Python script to generate blog post filenames from titles

Posted by Saugata Chatterjee on February 05, 2021 · 8 mins read

Jekyll makes it easy to publish posts. The url for the post is automatically generated from the file name. The date and time is extracted too. We, however, need to provide a filename for the markdown file which becomes its URL. The following set of python commands will generate the filename from the post title and save us the trouble of typing the long filename. We are running the commands in an interpreter but this can be automated into a script.

Python 3.8.5 (default, Jul 28 2020, 12:59:40) 
[GCC 9.3.0] on linux
Type "help", "copyright", "credits" or "license" for more information.
>>> import re
>>> import os
>>> os.listdir()
['index.html', '.jekyll-cache', 'jekyll-theme-clean-blog.gemspec', '.idea', 'README.md', 'screenshot.png', 'gulpfile.js', 'about.md', '_sass', 'assets', '_config.yml', '_includes', '_layouts', '.gitignore', 'Gemfile.lock', 'posts', '_site', 'LICENSE', '.git', '_posts', 'bin', 'contact.html', 'img', 'Gemfile', 'package-lock.json', '.travis.yml', 'package.json']
>>> os.chdir('_posts')
>>> os.listdir()
['2020-01-26-dinosaurs.html', '2021-02-05-post1.md', '.ipynb_checkpoints', '2020-02-04-getting-attendance-from-ringcentral-chat-messages.md', 'renameposts.ipynb']
>>> os.listdir()[1]
'2021-02-05-post1.md'
>>> f = open(os.listdir()[1])
>>> while True:
...     line = f.readline()
...     title = re.findall('title: \"(.*?)\"', line)
...     if len(title) > 0:
...             print(re.sub(' ', '-', title[0].lower()))
...             break
... 
python-script-to-read-generate-blog-post-filenames-from-titles
>>> f.close()

Explanation

import os
os.chdir('_posts')

changes to the directory containing the posts.

os.listdir()

lists the file name so that we can select the correct markdown file containing the post.

f = open(os.listdir()[1])

opens the file. In this case we chose the file 2021-02-05-post1.md which doesn’t have proper name yet.

while True:

will keep looping till we find the lines containing the data for title and date and then it will break.

line = f.readline()

reads the next line into a variable line.

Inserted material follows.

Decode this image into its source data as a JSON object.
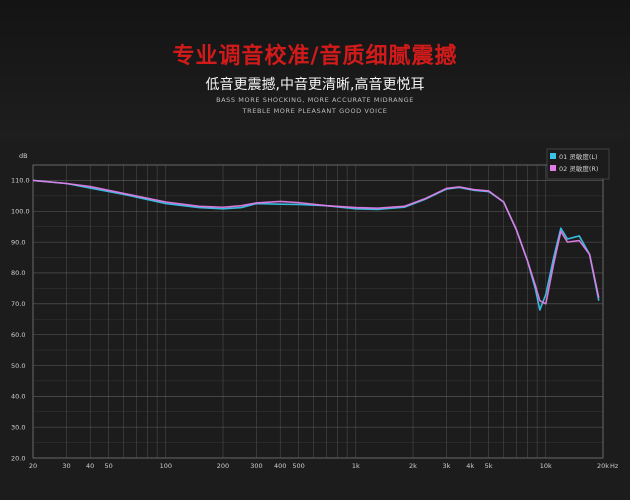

title = re.findall('title: \"(.*?)\"', line)

Here, we use the regex pattern match using the re library. re.findall() searches for the regular expression (regex) pattern 'title: \"(.*?)\"' and every time it finds title: "<your title>" it extracts <your title>. If re() doesn’t find anything, it returns an empty list.

if len(title) > 0:

if the list returned by re.findall() is empty then the line does not contain the title and we move on.

print(re.sub(' ', '-', title[0].lower()))

if the list returned by re.findall() is not empty, then we have the title in the first element of the title variable, title[0]. We first convert it to lowercase title[0].lower() and then substitute the spaces in the title with hyphens using re.sub(). re.sub() performs substitution of regex pattern using the format re.sub(pattern to replace, replace pattern, string). Once we found the title and extracted it, we break out of the loop.

The full script

The following script gets the full blog title from both the date and the title.

#!/bin/env python
import re
import sys

fname = sys.argv[1]
f = open(fname)

while True:
    line = f.readline()
    title = re.findall('title: \"(.*?)\"', line)
    if len(title) > 0:
        title = re.sub(' ', '-', title[0].lower())
        break

while True:
    line = f.readline()
    postdate = re.findall('date: (\d\d\d\d-\d\d-\d\d)', line)
    if len(postdate) > 0:
        postdate = re.sub(' ', '-', postdate[0].lower())
        break
    
fullfilename = postdate+'-'+title+'.md'
print(fullfilename)
f.close()

Running the script on our sample markdown file with the following content

---
layout: post
title: "Python script to read generate blog post filenames from titles"
date: 2020-02-05
background: '/img/posts/01.jpg'
---

will generate the following filename.

2020-02-05-python-script-to-read-generate-blog-post-filenames-from-titles.md

You can modify this script to accept the current filename as an argument (using argparse for example). We leave that as an exercise for the reader.